Dipartimento di Scienze Anatomiche, Istologiche Medico Legali e dell’Apparato Locomotore Università La Sapienza, Roma, Italia

Aim: A retrospective database collection data study was carried out on patients undergoing knee arthroplasty to confirm the duration of thromboprophylaxis with rivaroxaban in the Italian clinical practice, and whether treatment longer than 2 weeks is associated with changes in thromboembolism and bleeding rates.
Methods: All patients >18 years who underwent elective knee arthroplasty between January 2011 and May 2012 at 14 Italian orthopedic centers and were given rivaroxaban for thromboprophylaxis were eligible. Following data were collected and analyzed descriptively: age, gender, body mass index, medical history, type of anesthesia, mode of administration of rivaroxaban (time of introduction after surgery and duration of treatment), time of mobilization, duration of hospital stay and follow-up, as well as occurrence of thromboembolism, bleeding and other adverse events.
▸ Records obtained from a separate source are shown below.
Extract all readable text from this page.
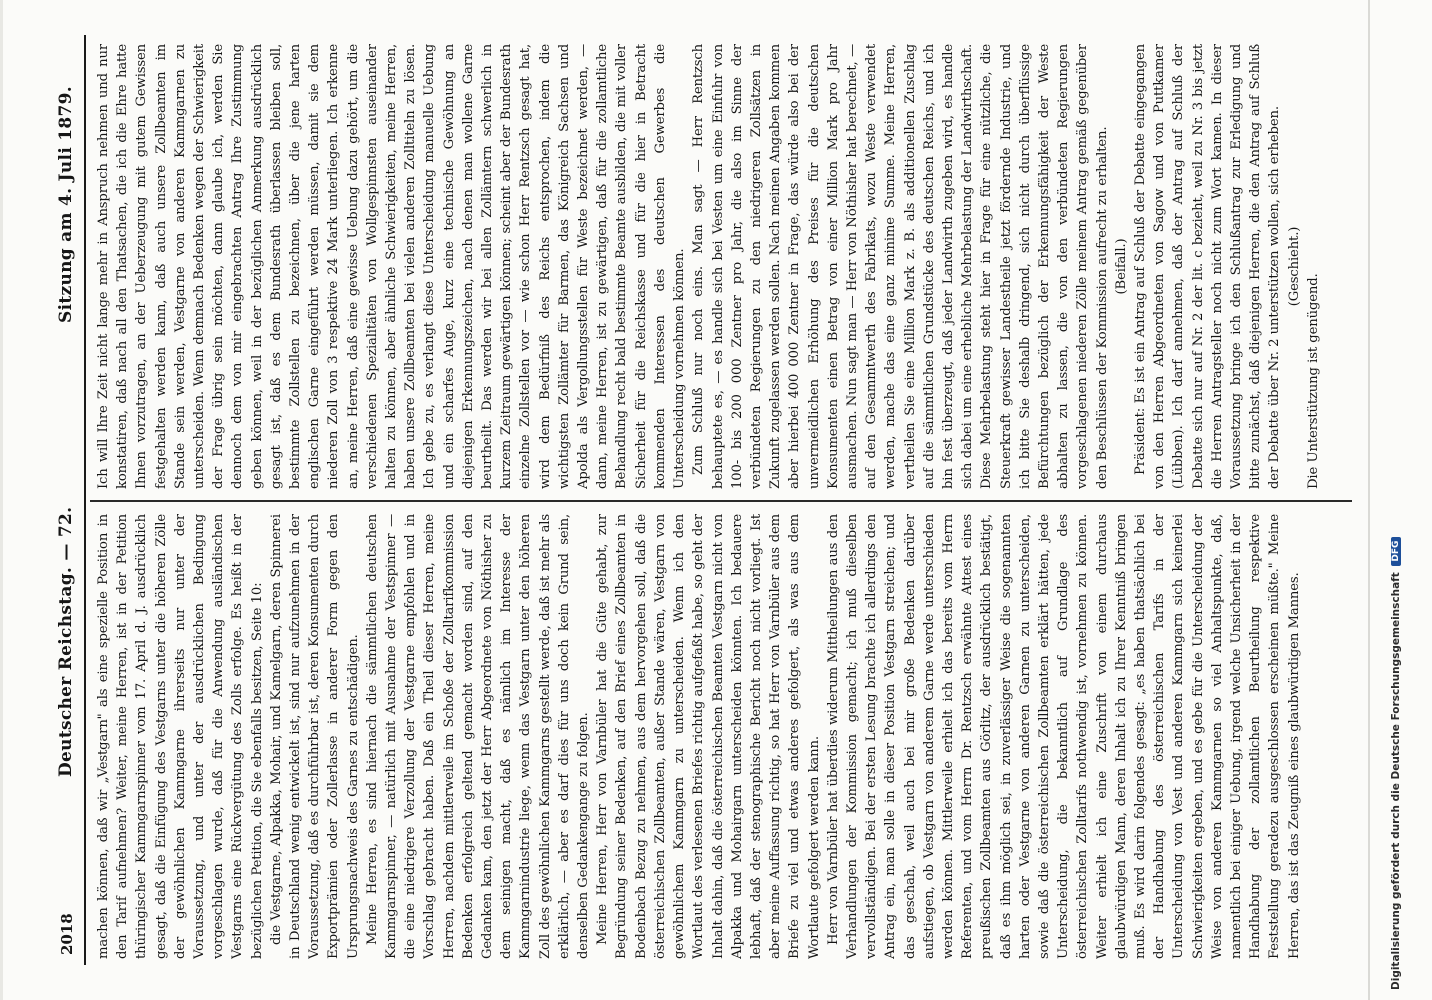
2018
Deutscher Reichstag. — 72.
Sitzung am 4. Juli 1879.

machen können, daß wir „Vestgarn" als eine spezielle Position in den Tarif aufnehmen? Weiter, meine Herren, ist in der Petition thüringischer Kammgarnspinner vom 17. April d. J. ausdrücklich gesagt, daß die Einfügung des Vestgarns unter die höheren Zölle der gewöhnlichen Kammgarne ihrerseits nur unter der Voraussetzung, und unter der ausdrücklichen Bedingung vorgeschlagen wurde, daß für die Anwendung ausländischen Vestgarns eine Rückvergütung des Zolls erfolge. Es heißt in der bezüglichen Petition, die Sie ebenfalls besitzen, Seite 10: die Vestgarne, Alpakka, Mohair, und Kamelgarn, deren Spinnerei in Deutschland wenig entwickelt ist, sind nur aufzunehmen in der Voraussetzung, daß es durchführbar ist, deren Konsumenten durch Exportprämien oder Zollerlasse in anderer Form gegen den Ursprungsnachweis des Garnes zu entschädigen. Meine Herren, es sind hiernach die sämmtlichen deutschen Kammgarnspinner, — natürlich mit Ausnahme der Vestspinner — die eine niedrigere Verzollung der Vestgarne empfohlen und in Vorschlag gebracht haben. Daß ein Theil dieser Herren, meine Herren, nachdem mittlerweile im Schoße der Zolltarifkommission Bedenken erfolgreich geltend gemacht worden sind, auf den Gedanken kam, den jetzt der Herr Abgeordnete von Nöthisher zu dem seinigen macht, daß es nämlich im Interesse der Kammgarnindustrie liege, wenn das Vestgarn unter den höheren Zoll des gewöhnlichen Kammgarns gestellt werde, daß ist mehr als erklärlich, — aber es darf dies für uns doch kein Grund sein, denselben Gedankengange zu folgen. Meine Herren, Herr von Varnbüler hat die Güte gehabt, zur Begründung seiner Bedenken, auf den Brief eines Zollbeamten in Bodenbach Bezug zu nehmen, aus dem hervorgehen soll, daß die österreichischen Zollbeamten, außer Stande wären, Vestgarn von gewöhnlichem Kammgarn zu unterscheiden. Wenn ich den Wortlaut des verlesenen Briefes richtig aufgefaßt habe, so geht der Inhalt dahin, daß die österreichischen Beamten Vestgarn nicht von Alpakka und Mohairgarn unterscheiden könnten. Ich bedauere lebhaft, daß der stenographische Bericht noch nicht vorliegt. Ist aber meine Auffassung richtig, so hat Herr von Varnbüler aus dem Briefe zu viel und etwas anderes gefolgert, als was aus dem Wortlaute gefolgert werden kann. Herr von Varnbüler hat überdies widerum Mittheilungen aus den Verhandlungen der Kommission gemacht; ich muß dieselben vervollständigen. Bei der ersten Lesung brachte ich allerdings den Antrag ein, man solle in dieser Position Vestgarn streichen; und das geschah, weil auch bei mir große Bedenken darüber aufstiegen, ob Vestgarn von anderem Garne werde unterschieden werden können. Mittlerweile erhielt ich das bereits vom Herrn Referenten, und vom Herrn Dr. Rentzsch erwähnte Attest eines preußischen Zollbeamten aus Görlitz, der ausdrücklich bestätigt, daß es ihm möglich sei, in zuverlässiger Weise die sogenannten harten oder Vestgarne von anderen Garnen zu unterscheiden, sowie daß die österreichischen Zollbeamten erklärt hätten, jede Unterscheidung, die bekanntlich auf Grundlage des österreichischen Zolltarifs nothwendig ist, vornehmen zu können. Weiter erhielt ich eine Zuschrift von einem durchaus glaubwürdigen Mann, deren Inhalt ich zu Ihrer Kenntniß bringen muß. Es wird darin folgendes gesagt: „es haben thatsächlich bei der Handhabung des österreichischen Tarifs in der Unterscheidung von Vest und anderen Kammgarn sich keinerlei Schwierigkeiten ergeben, und es gebe für die Unterscheidung der Weise von anderen Kammgarnen so viel Anhaltspunkte, daß, namentlich bei einiger Uebung, irgend welche Unsicherheit in der Handhabung der zollamtlichen Beurtheilung respektive Feststellung geradezu ausgeschlossen erscheinen müßte." Meine Herren, das ist das Zeugniß eines glaubwürdigen Mannes.

Ich will Ihre Zeit nicht lange mehr in Anspruch nehmen und nur konstatiren, daß nach all den Thatsachen, die ich die Ehre hatte Ihnen vorzutragen, an der Ueberzeugung mit gutem Gewissen festgehalten werden kann, daß auch unsere Zollbeamten im Stande sein werden, Vestgarne von anderen Kammgarnen zu unterscheiden. Wenn demnach Bedenken wegen der Schwierigkeit der Frage übrig sein möchten, dann glaube ich, werden Sie dennoch dem von mir eingebrachten Antrag Ihre Zustimmung geben können, weil in der bezüglichen Anmerkung ausdrücklich gesagt ist, daß es dem Bundesrath überlassen bleiben soll, bestimmte Zollstellen zu bezeichnen, über die jene harten englischen Garne eingeführt werden müssen, damit sie dem niederen Zoll von 3 respektive 24 Mark unterliegen. Ich erkenne an, meine Herren, daß eine gewisse Uebung dazu gehört, um die verschiedenen Spezialitäten von Wollgespinnsten auseinander halten zu können, aber ähnliche Schwierigkeiten, meine Herren, haben unsere Zollbeamten bei vielen anderen Zolltiteln zu lösen. Ich gebe zu, es verlangt diese Unterscheidung manuelle Uebung und ein scharfes Auge, kurz eine technische Gewöhnung an diejenigen Erkennungszeichen, nach denen man wollene Garne beurtheilt. Das werden wir bei allen Zollämtern schwerlich in kurzem Zeitraum gewärtigen können; scheint aber der Bundesrath einzelne Zollstellen vor — wie schon Herr Rentzsch gesagt hat, wird dem Bedürfniß des Reichs entsprochen, indem die wichtigsten Zollämter für Barmen, das Königreich Sachsen und Apolda als Vergollungsstellen für Weste bezeichnet werden, — dann, meine Herren, ist zu gewärtigen, daß für die zollamtliche Behandlung recht bald bestimmte Beamte ausbilden, die mit voller Sicherheit für die Reichskasse und für die hier in Betracht kommenden Interessen des deutschen Gewerbes die Unterscheidung vornehmen können. Zum Schluß nur noch eins. Man sagt — Herr Rentzsch behauptete es, — es handle sich bei Vesten um eine Einfuhr von 100- bis 200 000 Zentner pro Jahr, die also im Sinne der verbündeten Regierungen zu den niedrigeren Zollsätzen in Zukunft zugelassen werden sollen. Nach meinen Angaben kommen aber hierbei 400 000 Zentner in Frage, das würde also bei der unvermeidlichen Erhöhung des Preises für die deutschen Konsumenten einen Betrag von einer Million Mark pro Jahr ausmachen. Nun sagt man — Herr von Nöthisher hat berechnet, — auf den Gesammtwerth des Fabrikats, wozu Weste verwendet werden, mache das eine ganz minime Summe. Meine Herren, vertheilen Sie eine Million Mark z. B. als additionellen Zuschlag auf die sämmtlichen Grundstücke des deutschen Reichs, und ich bin fest überzeugt, daß jeder Landwirth zugeben wird, es handle sich dabei um eine erhebliche Mehrbelastung der Landwirthschaft. Diese Mehrbelastung steht hier in Frage für eine nützliche, die Steuerkraft gewisser Landestheile jetzt fördernde Industrie, und ich bitte Sie deshalb dringend, sich nicht durch überflüssige Befürchtungen bezüglich der Erkennungsfähigkeit der Weste abhalten zu lassen, die von den verbündeten Regierungen vorgeschlagenen niederen Zölle meinem Antrag gemäß gegenüber den Beschlüssen der Kommission aufrecht zu erhalten. (Beifall.) Präsident: Es ist ein Antrag auf Schluß der Debatte eingegangen von den Herren Abgeordneten von Sagow und von Puttkamer (Lübben). Ich darf annehmen, daß der Antrag auf Schluß der Debatte sich nur auf Nr. 2 der lit. c bezieht, weil zu Nr. 3 bis jetzt die Herren Antragsteller noch nicht zum Wort kamen. In dieser Voraussetzung bringe ich den Schlußantrag zur Erledigung und bitte zunächst, daß diejenigen Herren, die den Antrag auf Schluß der Debatte über Nr. 2 unterstützen wollen, sich erheben. (Geschieht.)

Die Unterstützung ist genügend.

Digitalisierung gefördert durch die Deutsche Forschungsgemeinschaft DFG
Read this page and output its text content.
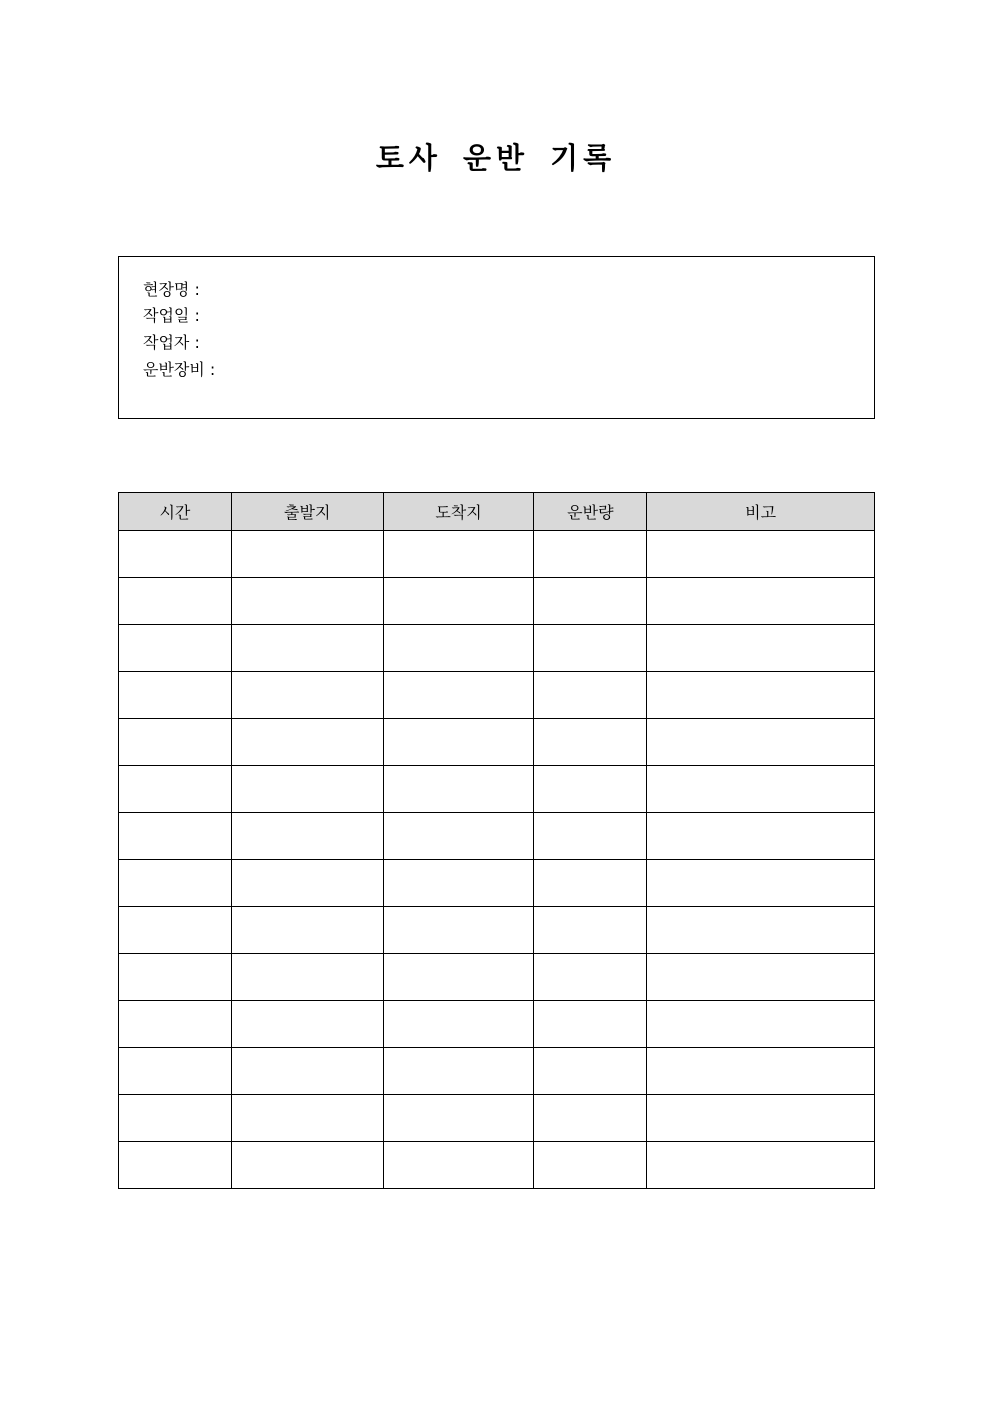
토사 운반 기록
현장명 :
작업일 :
작업자 :
운반장비 :
시간	출발지	도착지	운반량	비고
Results: A total of 217 patients were included. Duration of therapy was 5 weeks long in 151 patients (70,2%) and only one patients had a shorter duration of 2 weeks. The thromboembolism rate was 0.46% (IC95% 0,08-2,56%), due to an event occurred 2 weeks after the end of pharmacological prophylaxis, much less than the registrative trials, and the bleeding rate was comparable to the registrative RECORD trials.
Conclusion: This retrospective database collection data study shows that thromboprophylaxis with rivaroxaban is generally continued for 5 weeks after knee arthroplasty in clinical practice in Italy. It suggests that a 5-week therapeutic regimen with rivaroxaban is advisable, due to the residual thromboembolic risk, and safe, as it does not increase bleeding vs the much shorter (2 weeks) registrative regimen.